Pemkot Batu Wajibkan Satgas Covid-19 Desa/Kelurahan di Kota Batu untuk Sediakan Shelter

Jul 06, 2021 18:06
Pasien terkonfirmasi positif saat akan senam di shelter Hotel Mutiara Baru.
Pasien terkonfirmasi positif saat akan senam di shelter Hotel Mutiara Baru.

BATUTIMES - Dengan terus meningkatnya jumlah pasien terkonfirmasi positif Covid-19 di Kota Batu, dua shelter disiapkan oleh Pemkot Batu.

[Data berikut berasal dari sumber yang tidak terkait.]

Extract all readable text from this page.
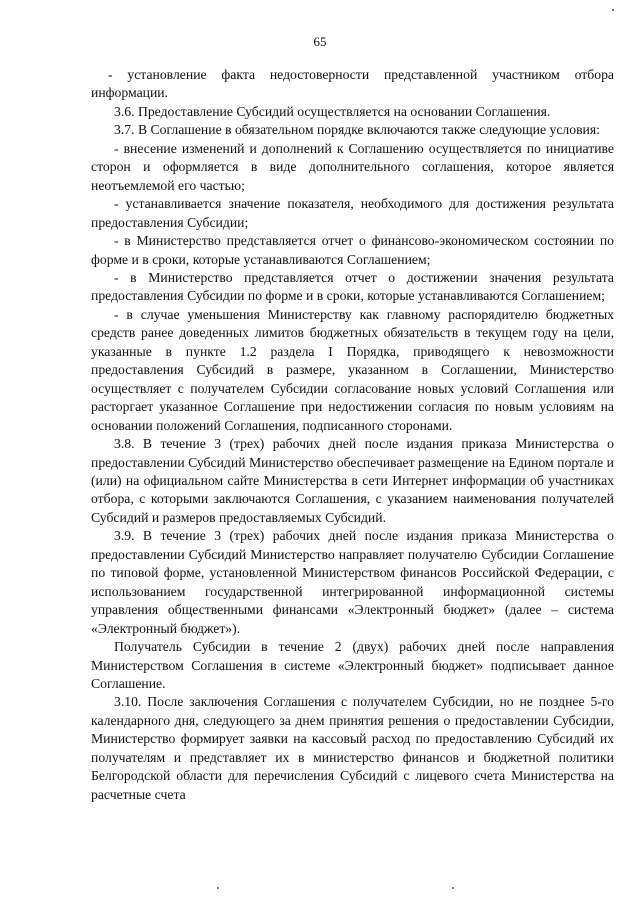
65

- установление факта недостоверности представленной участником отбора информации.

3.6. Предоставление Субсидий осуществляется на основании Соглашения.

3.7. В Соглашение в обязательном порядке включаются также следующие условия:

- внесение изменений и дополнений к Соглашению осуществляется по инициативе сторон и оформляется в виде дополнительного соглашения, которое является неотъемлемой его частью;

- устанавливается значение показателя, необходимого для достижения результата предоставления Субсидии;

- в Министерство представляется отчет о финансово-экономическом состоянии по форме и в сроки, которые устанавливаются Соглашением;

- в Министерство представляется отчет о достижении значения результата предоставления Субсидии по форме и в сроки, которые устанавливаются Соглашением;

- в случае уменьшения Министерству как главному распорядителю бюджетных средств ранее доведенных лимитов бюджетных обязательств в текущем году на цели, указанные в пункте 1.2 раздела I Порядка, приводящего к невозможности предоставления Субсидий в размере, указанном в Соглашении, Министерство осуществляет с получателем Субсидии согласование новых условий Соглашения или расторгает указанное Соглашение при недостижении согласия по новым условиям на основании положений Соглашения, подписанного сторонами.

3.8. В течение 3 (трех) рабочих дней после издания приказа Министерства о предоставлении Субсидий Министерство обеспечивает размещение на Едином портале и (или) на официальном сайте Министерства в сети Интернет информации об участниках отбора, с которыми заключаются Соглашения, с указанием наименования получателей Субсидий и размеров предоставляемых Субсидий.

3.9. В течение 3 (трех) рабочих дней после издания приказа Министерства о предоставлении Субсидий Министерство направляет получателю Субсидии Соглашение по типовой форме, установленной Министерством финансов Российской Федерации, с использованием государственной интегрированной информационной системы управления общественными финансами «Электронный бюджет» (далее – система «Электронный бюджет»).

Получатель Субсидии в течение 2 (двух) рабочих дней после направления Министерством Соглашения в системе «Электронный бюджет» подписывает данное Соглашение.

3.10. После заключения Соглашения с получателем Субсидии, но не позднее 5-го календарного дня, следующего за днем принятия решения о предоставлении Субсидии, Министерство формирует заявки на кассовый расход по предоставлению Субсидий их получателям и представляет их в министерство финансов и бюджетной политики Белгородской области для перечисления Субсидий с лицевого счета Министерства на расчетные счета
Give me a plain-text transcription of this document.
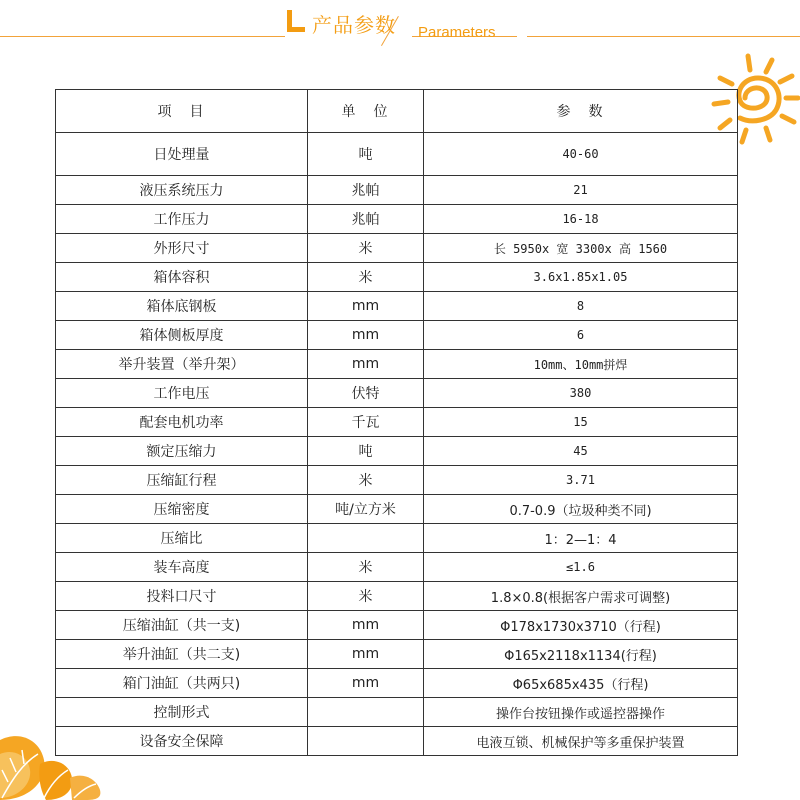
产品参数 Parameters
项　目	单　位	参　数
日处理量	吨	40-60
液压系统压力	兆帕	21
工作压力	兆帕	16-18
外形尺寸	米	长 5950x 宽 3300x 高 1560
箱体容积	米	3.6x1.85x1.05
箱体底钢板	mm	8
箱体侧板厚度	mm	6
举升装置（举升架）	mm	10mm、10mm拼焊
工作电压	伏特	380
配套电机功率	千瓦	15
额定压缩力	吨	45
压缩缸行程	米	3.71
压缩密度	吨/立方米	0.7-0.9（垃圾种类不同)
压缩比		1：2—1：4
装车高度	米	≤1.6
投料口尺寸	米	1.8×0.8(根据客户需求可调整)
压缩油缸（共一支)	mm	Φ178x1730x3710（行程)
举升油缸（共二支)	mm	Φ165x2118x1134(行程)
箱门油缸（共两只)	mm	Φ65x685x435（行程)
控制形式		操作台按钮操作或遥控器操作
设备安全保障		电液互锁、机械保护等多重保护装置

Karena itu, Pemkot Batu juga mewajibkan bagi Satgas Desa/Kelurahan juga menyediakan fasilitas shelter di 24 desa/kelurahan di Kota Batu.

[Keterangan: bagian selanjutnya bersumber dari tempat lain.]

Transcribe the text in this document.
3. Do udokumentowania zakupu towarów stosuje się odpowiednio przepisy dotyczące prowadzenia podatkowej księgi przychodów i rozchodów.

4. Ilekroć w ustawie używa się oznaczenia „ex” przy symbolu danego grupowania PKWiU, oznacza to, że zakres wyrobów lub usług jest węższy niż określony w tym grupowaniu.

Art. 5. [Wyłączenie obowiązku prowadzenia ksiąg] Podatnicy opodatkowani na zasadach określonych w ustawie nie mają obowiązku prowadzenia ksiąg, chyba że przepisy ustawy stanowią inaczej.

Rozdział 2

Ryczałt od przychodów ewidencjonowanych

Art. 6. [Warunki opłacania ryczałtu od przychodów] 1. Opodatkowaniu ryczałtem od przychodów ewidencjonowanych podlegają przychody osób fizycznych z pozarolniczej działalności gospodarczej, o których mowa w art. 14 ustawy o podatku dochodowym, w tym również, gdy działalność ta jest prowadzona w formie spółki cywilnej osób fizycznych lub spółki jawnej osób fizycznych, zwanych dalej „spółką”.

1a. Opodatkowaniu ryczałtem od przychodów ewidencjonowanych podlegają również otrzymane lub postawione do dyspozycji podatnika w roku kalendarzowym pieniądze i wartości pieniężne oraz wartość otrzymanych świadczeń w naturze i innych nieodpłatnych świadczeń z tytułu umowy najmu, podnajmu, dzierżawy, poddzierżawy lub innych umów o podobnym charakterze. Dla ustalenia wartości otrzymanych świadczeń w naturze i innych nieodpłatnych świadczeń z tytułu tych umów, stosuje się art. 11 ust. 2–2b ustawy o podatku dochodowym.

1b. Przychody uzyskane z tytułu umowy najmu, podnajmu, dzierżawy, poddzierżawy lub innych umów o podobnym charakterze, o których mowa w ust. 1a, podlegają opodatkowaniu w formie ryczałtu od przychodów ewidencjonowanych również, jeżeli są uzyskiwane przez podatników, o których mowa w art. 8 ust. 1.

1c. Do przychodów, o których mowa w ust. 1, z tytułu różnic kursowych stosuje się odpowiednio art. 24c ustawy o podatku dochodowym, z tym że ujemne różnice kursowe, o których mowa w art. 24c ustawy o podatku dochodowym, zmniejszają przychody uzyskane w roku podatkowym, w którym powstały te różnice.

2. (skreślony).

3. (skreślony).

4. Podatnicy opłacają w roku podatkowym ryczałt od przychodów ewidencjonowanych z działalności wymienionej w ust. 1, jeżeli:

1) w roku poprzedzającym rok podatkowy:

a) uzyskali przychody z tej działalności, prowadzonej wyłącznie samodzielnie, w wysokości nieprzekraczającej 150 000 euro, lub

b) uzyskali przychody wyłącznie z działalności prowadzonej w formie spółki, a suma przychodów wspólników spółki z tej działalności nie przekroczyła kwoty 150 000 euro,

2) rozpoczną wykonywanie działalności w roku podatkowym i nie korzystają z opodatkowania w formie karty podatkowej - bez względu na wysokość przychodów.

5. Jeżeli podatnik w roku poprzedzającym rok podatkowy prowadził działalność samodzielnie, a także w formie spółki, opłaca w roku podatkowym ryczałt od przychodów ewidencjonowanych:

Fasilitas yang harus disediakan itu adalah shelter untuk warga setempat. “Mewajibkan satgas desa/kelurahan untuk menyediakan fasilitas shelter untuk warga di wilayahnya,” kata Kepala Dinas Komunikasi dan Informatika Kota Batu, Onny Ardianto.

Dengan hadirnya shelter di 24 desa/kelurahan itu digunakan untuk menampung pasien konfirm tanpa gejala. Sebab untuk menghindari atau mencegah bertambahnya pasien konfirm dari klaster keluarga.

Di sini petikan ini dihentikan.